The Higher Education Policy Institute (HEPI) ­ a respected independent think tank ­ has pointed out that the government’s proposals for higher education funding “will increase public expenditure through this parliament and into the next”. The income stream from repayments ­ which is supposed to form the long term basis for funding ­ will not come back to the treasury for many years to come.

This weakens the argument that planned changes to higher education funding are necessarily concurrent with a deficit reduction strategy in this parliament. The pledges on university tuition fees made at the 2010 general election mean the mandate for change is weak. We therefore do not believe that present circumstances are propitious for far reaching reforms.

Instead, we propose the government set up a Public Commission of Enquiry, which should include wide consultations with politicians, academics, students, business leaders and others to examine the function and funding of higher education from first principles.

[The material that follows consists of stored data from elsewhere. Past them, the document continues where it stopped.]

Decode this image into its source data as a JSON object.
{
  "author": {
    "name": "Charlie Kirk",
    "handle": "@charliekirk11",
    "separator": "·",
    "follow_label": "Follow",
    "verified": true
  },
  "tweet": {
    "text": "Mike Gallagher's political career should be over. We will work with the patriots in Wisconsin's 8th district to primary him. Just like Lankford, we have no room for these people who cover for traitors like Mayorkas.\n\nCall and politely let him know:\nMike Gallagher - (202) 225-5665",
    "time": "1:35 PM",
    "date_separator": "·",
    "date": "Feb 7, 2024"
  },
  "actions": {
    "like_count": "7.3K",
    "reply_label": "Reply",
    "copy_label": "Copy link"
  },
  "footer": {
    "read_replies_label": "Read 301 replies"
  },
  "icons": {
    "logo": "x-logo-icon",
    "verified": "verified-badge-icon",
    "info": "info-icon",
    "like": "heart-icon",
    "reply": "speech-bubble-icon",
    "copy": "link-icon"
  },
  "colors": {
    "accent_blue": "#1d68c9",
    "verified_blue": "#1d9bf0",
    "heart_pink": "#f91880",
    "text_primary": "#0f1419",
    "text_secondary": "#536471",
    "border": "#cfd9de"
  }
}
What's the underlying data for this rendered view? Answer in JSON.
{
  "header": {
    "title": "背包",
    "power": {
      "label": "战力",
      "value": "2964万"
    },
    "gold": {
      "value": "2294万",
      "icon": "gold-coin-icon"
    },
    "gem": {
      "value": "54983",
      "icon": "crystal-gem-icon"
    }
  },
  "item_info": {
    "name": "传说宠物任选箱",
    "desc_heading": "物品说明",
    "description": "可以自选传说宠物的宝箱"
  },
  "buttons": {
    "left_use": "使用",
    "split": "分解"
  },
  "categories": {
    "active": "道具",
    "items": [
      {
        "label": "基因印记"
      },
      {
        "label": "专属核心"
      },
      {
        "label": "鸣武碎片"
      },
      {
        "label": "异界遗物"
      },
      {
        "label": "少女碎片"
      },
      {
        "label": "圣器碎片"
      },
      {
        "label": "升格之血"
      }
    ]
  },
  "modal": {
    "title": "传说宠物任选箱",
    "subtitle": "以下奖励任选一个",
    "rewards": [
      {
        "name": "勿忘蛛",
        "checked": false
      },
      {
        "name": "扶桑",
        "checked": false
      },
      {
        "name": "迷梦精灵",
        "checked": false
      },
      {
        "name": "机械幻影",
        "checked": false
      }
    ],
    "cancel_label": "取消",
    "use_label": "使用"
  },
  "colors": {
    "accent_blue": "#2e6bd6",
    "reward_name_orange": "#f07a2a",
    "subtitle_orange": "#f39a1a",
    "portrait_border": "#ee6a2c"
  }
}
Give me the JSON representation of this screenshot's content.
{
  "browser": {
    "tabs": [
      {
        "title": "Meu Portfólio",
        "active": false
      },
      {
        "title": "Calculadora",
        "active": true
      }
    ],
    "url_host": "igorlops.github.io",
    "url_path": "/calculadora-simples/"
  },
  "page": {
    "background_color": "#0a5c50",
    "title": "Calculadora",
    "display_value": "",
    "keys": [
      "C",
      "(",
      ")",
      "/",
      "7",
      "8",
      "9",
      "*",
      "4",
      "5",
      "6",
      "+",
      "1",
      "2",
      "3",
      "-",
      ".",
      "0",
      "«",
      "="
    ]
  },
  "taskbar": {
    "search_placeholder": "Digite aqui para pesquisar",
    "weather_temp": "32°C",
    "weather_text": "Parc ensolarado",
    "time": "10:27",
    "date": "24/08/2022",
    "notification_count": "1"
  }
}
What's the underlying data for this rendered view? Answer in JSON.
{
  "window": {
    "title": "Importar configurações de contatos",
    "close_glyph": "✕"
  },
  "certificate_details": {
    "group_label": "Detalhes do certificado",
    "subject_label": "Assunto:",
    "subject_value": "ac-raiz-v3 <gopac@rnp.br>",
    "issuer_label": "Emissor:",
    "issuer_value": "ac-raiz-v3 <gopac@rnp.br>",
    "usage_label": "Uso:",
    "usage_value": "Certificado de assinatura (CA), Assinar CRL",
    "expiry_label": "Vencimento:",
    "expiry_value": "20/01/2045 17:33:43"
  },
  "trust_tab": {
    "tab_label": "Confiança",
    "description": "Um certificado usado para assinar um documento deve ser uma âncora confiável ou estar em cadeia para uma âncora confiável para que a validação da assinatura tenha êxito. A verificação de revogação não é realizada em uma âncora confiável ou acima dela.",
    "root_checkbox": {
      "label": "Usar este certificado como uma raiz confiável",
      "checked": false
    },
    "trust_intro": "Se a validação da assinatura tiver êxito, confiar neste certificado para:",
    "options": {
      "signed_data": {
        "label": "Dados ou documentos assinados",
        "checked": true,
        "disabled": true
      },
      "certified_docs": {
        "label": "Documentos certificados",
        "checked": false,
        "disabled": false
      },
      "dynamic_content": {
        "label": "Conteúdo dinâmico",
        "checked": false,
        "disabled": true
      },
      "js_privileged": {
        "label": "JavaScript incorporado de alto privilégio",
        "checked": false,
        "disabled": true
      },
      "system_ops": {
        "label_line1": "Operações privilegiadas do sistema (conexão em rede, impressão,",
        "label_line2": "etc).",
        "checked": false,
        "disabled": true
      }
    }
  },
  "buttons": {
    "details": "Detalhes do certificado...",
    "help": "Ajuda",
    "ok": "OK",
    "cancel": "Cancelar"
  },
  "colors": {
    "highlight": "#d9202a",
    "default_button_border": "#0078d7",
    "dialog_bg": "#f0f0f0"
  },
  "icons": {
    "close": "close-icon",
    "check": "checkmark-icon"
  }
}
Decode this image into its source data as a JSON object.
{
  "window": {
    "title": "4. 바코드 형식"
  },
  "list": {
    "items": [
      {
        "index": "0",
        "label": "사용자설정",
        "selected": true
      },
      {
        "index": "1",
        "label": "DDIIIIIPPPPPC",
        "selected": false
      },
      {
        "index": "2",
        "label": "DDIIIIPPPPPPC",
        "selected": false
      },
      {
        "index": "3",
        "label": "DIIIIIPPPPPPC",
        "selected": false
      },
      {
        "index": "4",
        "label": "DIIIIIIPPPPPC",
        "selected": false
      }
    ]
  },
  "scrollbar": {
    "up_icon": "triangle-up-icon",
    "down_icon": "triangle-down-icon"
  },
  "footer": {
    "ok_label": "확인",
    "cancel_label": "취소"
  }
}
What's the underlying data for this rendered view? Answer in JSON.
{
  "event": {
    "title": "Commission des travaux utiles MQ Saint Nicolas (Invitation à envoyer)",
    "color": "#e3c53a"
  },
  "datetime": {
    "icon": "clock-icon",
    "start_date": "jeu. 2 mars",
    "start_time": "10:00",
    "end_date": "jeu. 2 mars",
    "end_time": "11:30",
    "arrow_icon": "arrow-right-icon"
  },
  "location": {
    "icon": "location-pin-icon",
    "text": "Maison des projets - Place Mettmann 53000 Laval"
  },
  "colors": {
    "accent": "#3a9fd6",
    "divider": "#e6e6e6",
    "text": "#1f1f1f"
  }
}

Such an approach would be more likely to produce the consensus required to make reform deliverable and place the future of UK higher education on a sustainable footing.

Sir Harold Kroto KCB FRS, Emeritus Professor of Chemistry, University of Sussex (Nobel Prize 1996)

Sir Christopher Bayly FBA FRSL, Vere Harmsworth Professor of Imperial History, University of Cambridge

Hermione Lee CBE FBA FRSL, Goldsmith’s Professor of English Literature, University of Oxford (1998-2008)

John Dainton FRSA FRS, Sir James Chadwick Professor of Physics, University of Liverpool

Christopher Pelling FBA, Regius Professor of Greek, University of Oxford

Quentin Skinner FBA, Barber Beaumont Professor of the Humanities, University of London

Linda Colley FBA, Shelby M.C. Davis 1958 Professor of History, Princeton University

Jonathan Tennyson FRS, Massey Professor of Physics, University College London

Christopher Wickham FBA, Chair of the Faculty of History, University of Oxford

Richard Carwardine FBA, Rhodes Professor of American History, University of Oxford (2002-2009)

Mary Beard FBA, Professor of Classics, University of Cambridge

Steve Jones, Professor of Genetics, University College London

Stefan Collini FBA, Professor of English Literature, University of Cambridge

David Colquhoun FRS, Professor of Pharmacology, University College London

Robert Gildea FBA, Professor of Modern History, University of Oxford

J. N. Adams FBA, Emeritus Fellow, All Souls College, University of Oxford

The letter in the Telegraph was accompanied by a front page story (despite competition from Wikileaks and the snow).

telegraph-story

For a Tory newspaper, it was surprisingly sympathetic.